Unnatural Consequences 2014-


Concept: Tanya Ury

Work­shops – a collec­tion of works:

Take a piece of paper; draw a face; fold the paper over to conceal the face – only a neck can now be seen; pass the paper on to the next in line, who will draw a torso to the waist; the proce­dure is then repeated and the next partic­i­pant draws legs to the knees, followed by another who draws calves, and the last person in line draws the feet.

The whole modus operandi can of course alter­na­tively be conducted with words: a story is begun — the paper folded over, to reveal only one or two connecting words, such as and” or then”, which will enable the next player to continue the story, and so on, till the end.

This tradi­tional children’s pencil-and-paper activity is also called Exquisite Corpse” from the Surre­alist artists’ version of the game.

The tech­nique was invented by Surre­al­ists and is similar to an old parlour game called Conse­quences in which players write in turn on a sheet of paper, fold it to conceal part of the writing, and then pass it to the next player for a further contri­bu­tion.

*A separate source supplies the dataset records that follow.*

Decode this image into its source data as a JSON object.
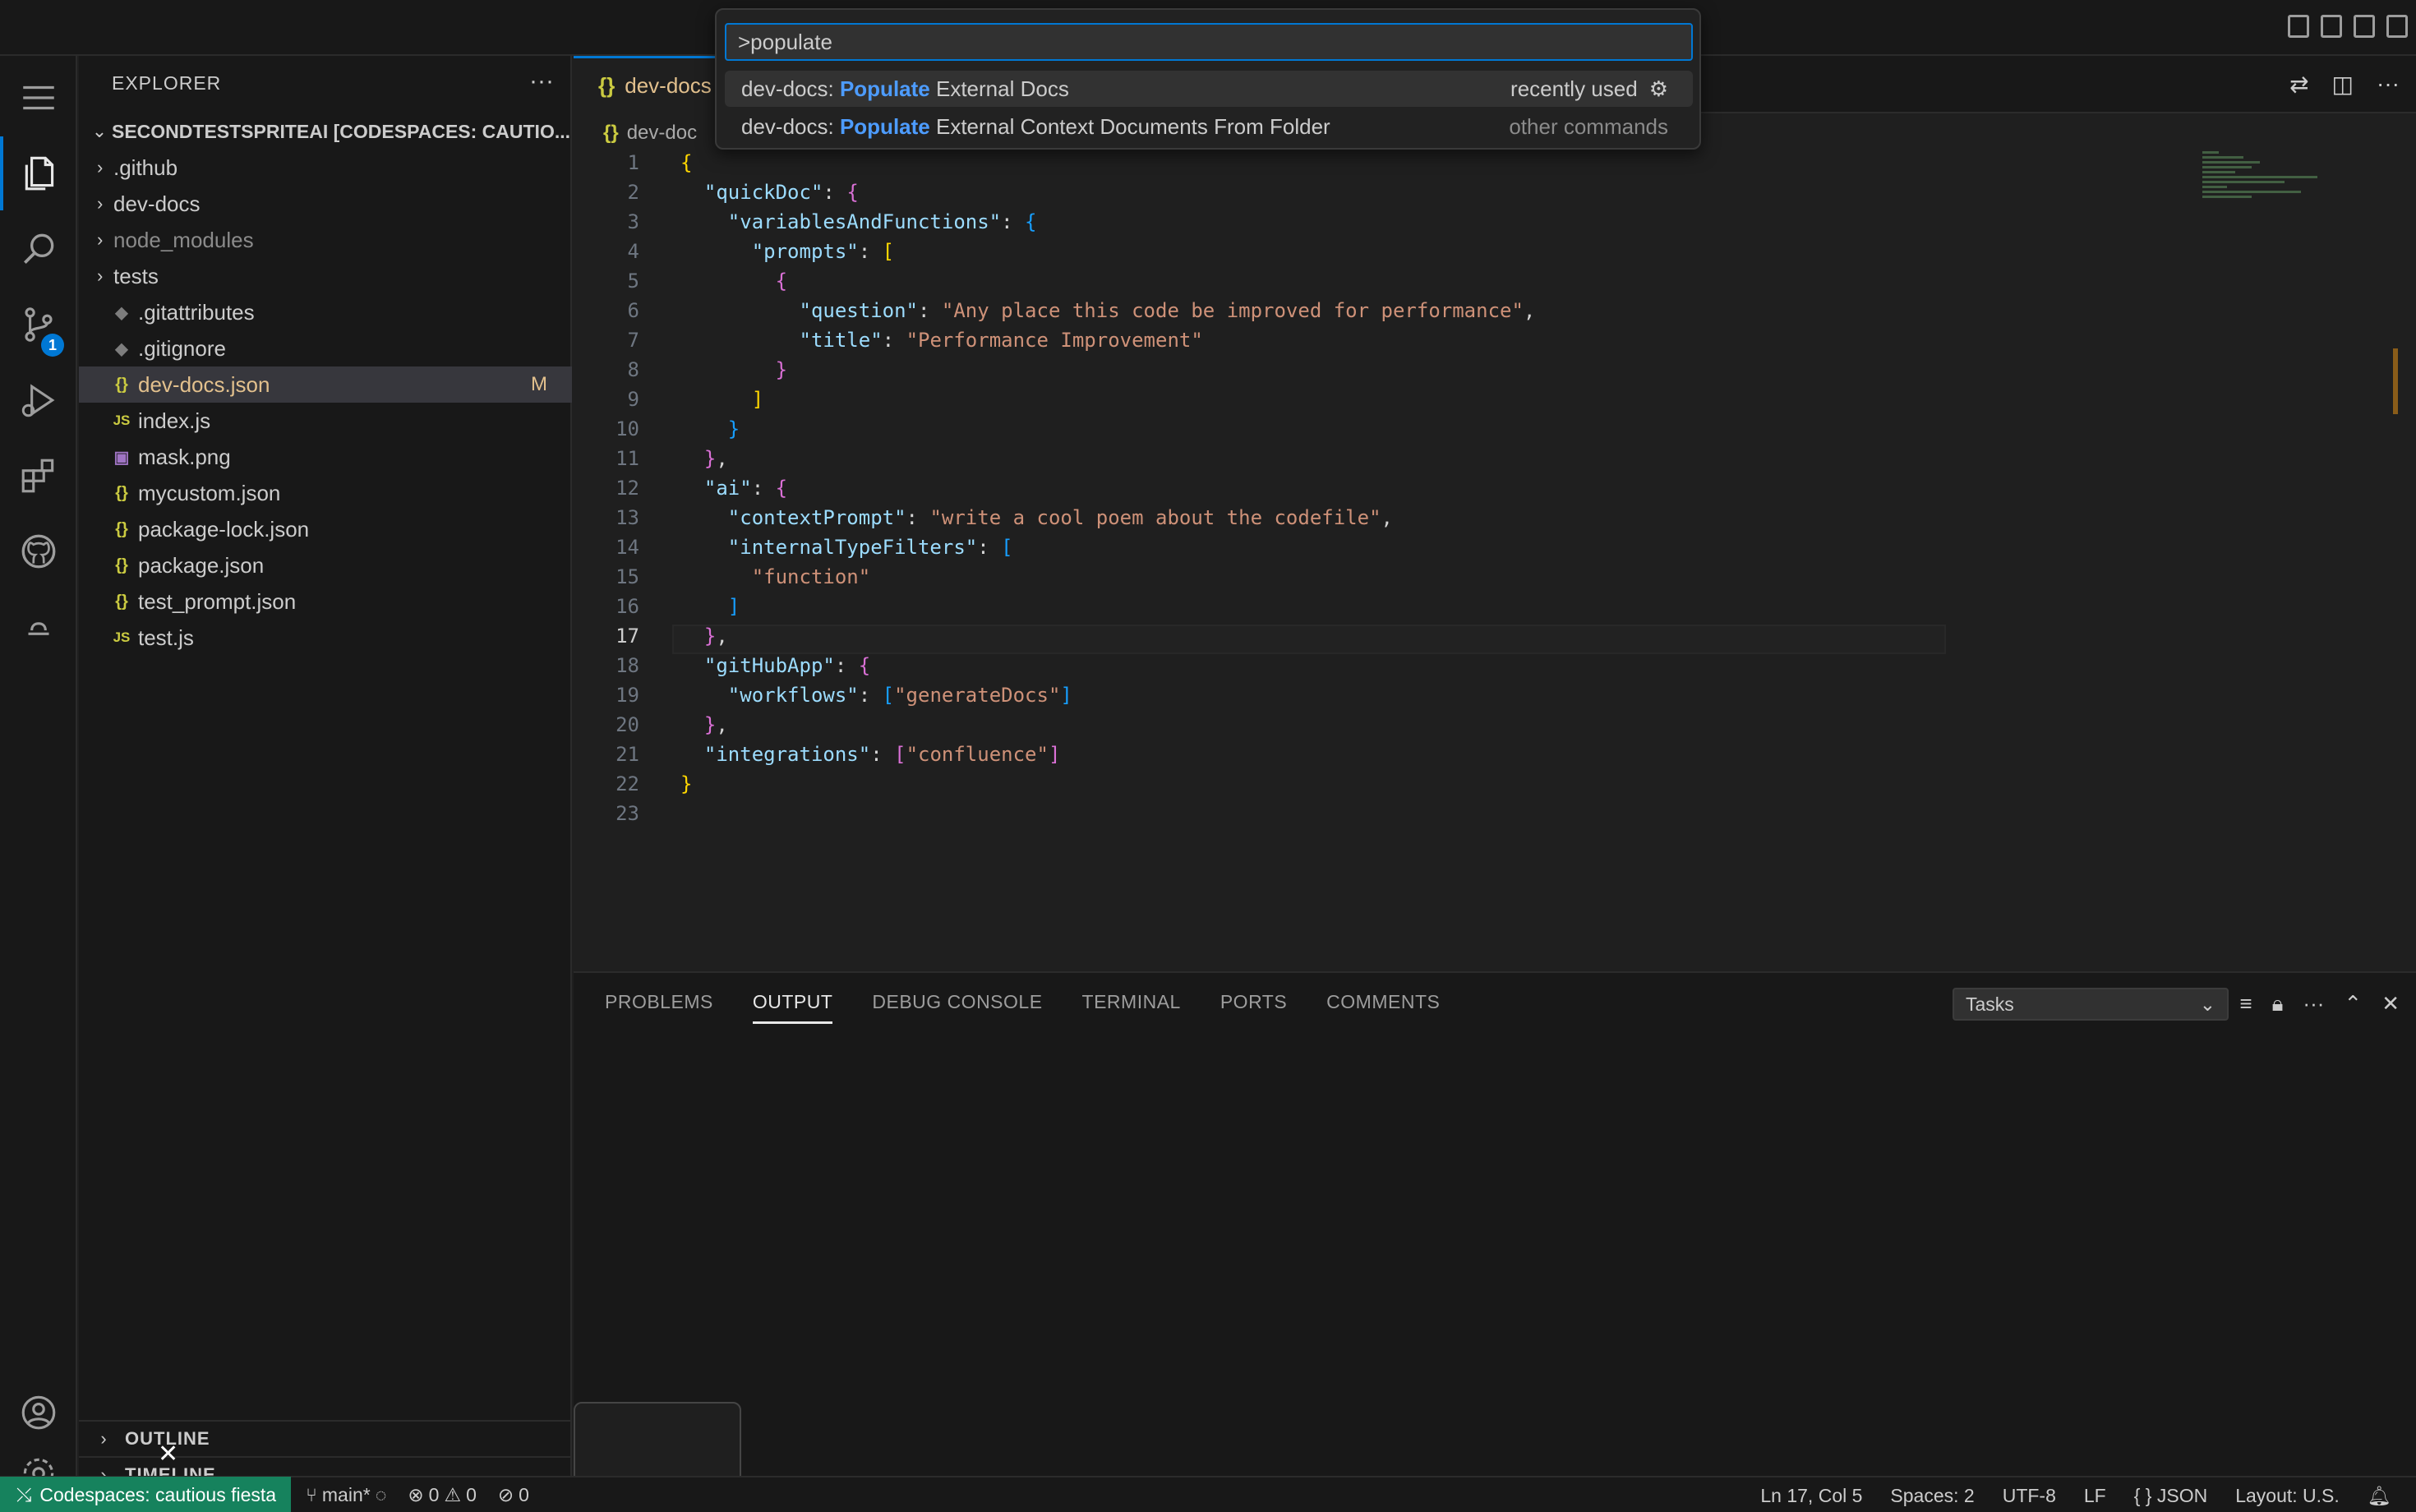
{
  "quick_input": {
    "value": ">populate",
    "items": [
      {
        "prefix": "dev-docs: ",
        "highlight": "Populate",
        "suffix": " External Docs",
        "detail": "recently used"
      },
      {
        "prefix": "dev-docs: ",
        "highlight": "Populate",
        "suffix": " External Context Documents From Folder",
        "detail": "other commands"
      }
    ]
  },
  "activity_bar": {
    "scm_badge": "1"
  },
  "sidebar": {
    "title": "EXPLORER",
    "more": "···",
    "workspace": "SECONDTESTSPRITEAI [CODESPACES: CAUTIO...",
    "folders": [
      ".github",
      "dev-docs",
      "node_modules",
      "tests"
    ],
    "files": [
      ".gitattributes",
      ".gitignore",
      "dev-docs.json",
      "index.js",
      "mask.png",
      "mycustom.json",
      "package-lock.json",
      "package.json",
      "test_prompt.json",
      "test.js"
    ],
    "modified_marker": "M",
    "outline": "OUTLINE",
    "timeline": "TIMELINE"
  },
  "editor": {
    "tab_label": "dev-docs",
    "breadcrumb": "dev-doc",
    "line_numbers": [
      "1",
      "2",
      "3",
      "4",
      "5",
      "6",
      "7",
      "8",
      "9",
      "10",
      "11",
      "12",
      "13",
      "14",
      "15",
      "16",
      "17",
      "18",
      "19",
      "20",
      "21",
      "22",
      "23"
    ]
  },
  "panel": {
    "tabs": [
      "PROBLEMS",
      "OUTPUT",
      "DEBUG CONSOLE",
      "TERMINAL",
      "PORTS",
      "COMMENTS"
    ],
    "active_tab": "OUTPUT",
    "output_channel": "Tasks"
  },
  "status_bar": {
    "remote": "Codespaces: cautious fiesta",
    "branch": "main*",
    "errors": "0",
    "warnings": "0",
    "ports": "0",
    "position": "Ln 17, Col 5",
    "spaces": "Spaces: 2",
    "encoding": "UTF-8",
    "eol": "LF",
    "language": "JSON",
    "layout": "Layout: U.S."
  },
  "icons": {
    "explorer": "files-icon",
    "search": "search-icon",
    "scm": "source-control-icon",
    "debug": "run-debug-icon",
    "extensions": "extensions-icon",
    "github": "github-icon",
    "accounts": "account-icon",
    "settings": "gear-icon"
  },
  "colors": {
    "accent": "#0078d4",
    "remote": "#16825d",
    "modified": "#e2c08d",
    "highlight": "#4d9cff"
  }
}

Surre­alism prin­cipal founder André Breton reported that it started in fun, but became playful and even­tu­ally enriching. Breton said the diver­sion started about 1925, but Pierre Reverdy wrote that it started much earlier, at least before 1918. In a variant now known as picture conse­quences, instead of sentences, portions of a person were drawn.1

Divided into groups of five, work­shop contrib­u­tors produce several poetic narra­tives and in a second phase surreal images, that may be exhib­ited later. To heighten the intrigue of this game, long banners of paper (as well as inks) are provided and time will be allowed for group members to discuss a story­line amongst them­selves, before passing the paper on to the next group.

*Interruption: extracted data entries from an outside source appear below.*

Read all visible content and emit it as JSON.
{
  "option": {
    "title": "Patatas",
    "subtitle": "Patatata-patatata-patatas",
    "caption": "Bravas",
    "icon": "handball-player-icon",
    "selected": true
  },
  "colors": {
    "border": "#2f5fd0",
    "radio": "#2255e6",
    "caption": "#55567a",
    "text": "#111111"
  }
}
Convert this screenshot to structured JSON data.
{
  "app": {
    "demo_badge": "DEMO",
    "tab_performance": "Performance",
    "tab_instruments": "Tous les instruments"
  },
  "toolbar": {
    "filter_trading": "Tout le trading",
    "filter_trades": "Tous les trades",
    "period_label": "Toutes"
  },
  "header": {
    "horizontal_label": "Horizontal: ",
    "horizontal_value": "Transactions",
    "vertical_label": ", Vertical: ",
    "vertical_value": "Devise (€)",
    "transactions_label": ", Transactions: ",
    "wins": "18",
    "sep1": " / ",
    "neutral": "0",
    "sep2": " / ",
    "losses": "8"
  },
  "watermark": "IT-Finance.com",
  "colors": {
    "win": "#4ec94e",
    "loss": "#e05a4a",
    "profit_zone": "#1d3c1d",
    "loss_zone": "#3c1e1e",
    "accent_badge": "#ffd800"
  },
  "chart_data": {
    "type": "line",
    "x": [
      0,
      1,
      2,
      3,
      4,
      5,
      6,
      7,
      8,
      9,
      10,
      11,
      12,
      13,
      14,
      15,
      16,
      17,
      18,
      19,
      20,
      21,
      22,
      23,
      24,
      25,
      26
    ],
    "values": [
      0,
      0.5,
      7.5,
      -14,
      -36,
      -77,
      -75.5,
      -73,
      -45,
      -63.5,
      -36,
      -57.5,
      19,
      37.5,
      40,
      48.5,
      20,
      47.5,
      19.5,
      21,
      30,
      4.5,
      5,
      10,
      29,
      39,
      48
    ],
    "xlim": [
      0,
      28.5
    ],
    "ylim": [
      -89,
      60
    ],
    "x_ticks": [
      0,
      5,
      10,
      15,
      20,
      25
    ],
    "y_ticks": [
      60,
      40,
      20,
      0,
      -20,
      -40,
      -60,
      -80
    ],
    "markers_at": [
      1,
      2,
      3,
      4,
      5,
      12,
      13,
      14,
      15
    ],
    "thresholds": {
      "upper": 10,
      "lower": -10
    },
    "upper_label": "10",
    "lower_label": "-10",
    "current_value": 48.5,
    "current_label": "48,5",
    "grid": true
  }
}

Costume is often worn in the work­place: a suit, a nurses outfit, police regalia — in the army, a mili­tary uniform. Work­shop contrib­u­tors will have collected and brought along maga­zine cuttings of various uniforms and social symbols, to assist them as an extra game element in devel­oping this Unnat­ural Conse­quences in which portrayed char­ac­ters may be illus­trated wearing formal or army costume.

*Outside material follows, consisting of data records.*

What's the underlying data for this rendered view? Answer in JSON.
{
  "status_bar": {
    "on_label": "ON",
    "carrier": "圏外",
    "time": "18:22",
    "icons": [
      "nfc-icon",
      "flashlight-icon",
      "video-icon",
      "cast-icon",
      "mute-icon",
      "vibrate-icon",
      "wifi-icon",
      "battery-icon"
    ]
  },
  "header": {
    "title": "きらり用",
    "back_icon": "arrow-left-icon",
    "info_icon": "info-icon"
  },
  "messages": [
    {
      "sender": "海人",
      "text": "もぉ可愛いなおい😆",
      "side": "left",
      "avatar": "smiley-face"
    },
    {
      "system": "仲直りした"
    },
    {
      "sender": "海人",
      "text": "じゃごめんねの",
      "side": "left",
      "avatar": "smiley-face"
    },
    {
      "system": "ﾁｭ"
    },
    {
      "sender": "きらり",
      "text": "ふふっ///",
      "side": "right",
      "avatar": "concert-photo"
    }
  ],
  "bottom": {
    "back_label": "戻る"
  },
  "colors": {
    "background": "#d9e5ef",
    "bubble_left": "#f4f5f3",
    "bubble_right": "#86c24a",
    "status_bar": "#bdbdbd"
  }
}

Invented stories might encom­pass diverse philoso­phies including an imag­ined life in the mili­tary or other regi­mented lifestyles, to reflect and parody our vision of nation and society, past and present. In the context of EL-DE-Haus and the Hair Shirt Army exhi­bi­tion, which inti­mates an army that did not protect its people, an army that served badly or a ghost army of victims, the uniform is a perversion.

In everyday clothing we reveal ourselves: to which social grouping we belong or aspire, to which culture and to which orien­ta­tion — sexual or polit­ical. Offi­cial wear stan­dard­ises but with the Unnat­ural Conse­quences tactic of discred­iting the uniform the normal Conse­quences game is exploded and the game becomes a social statement.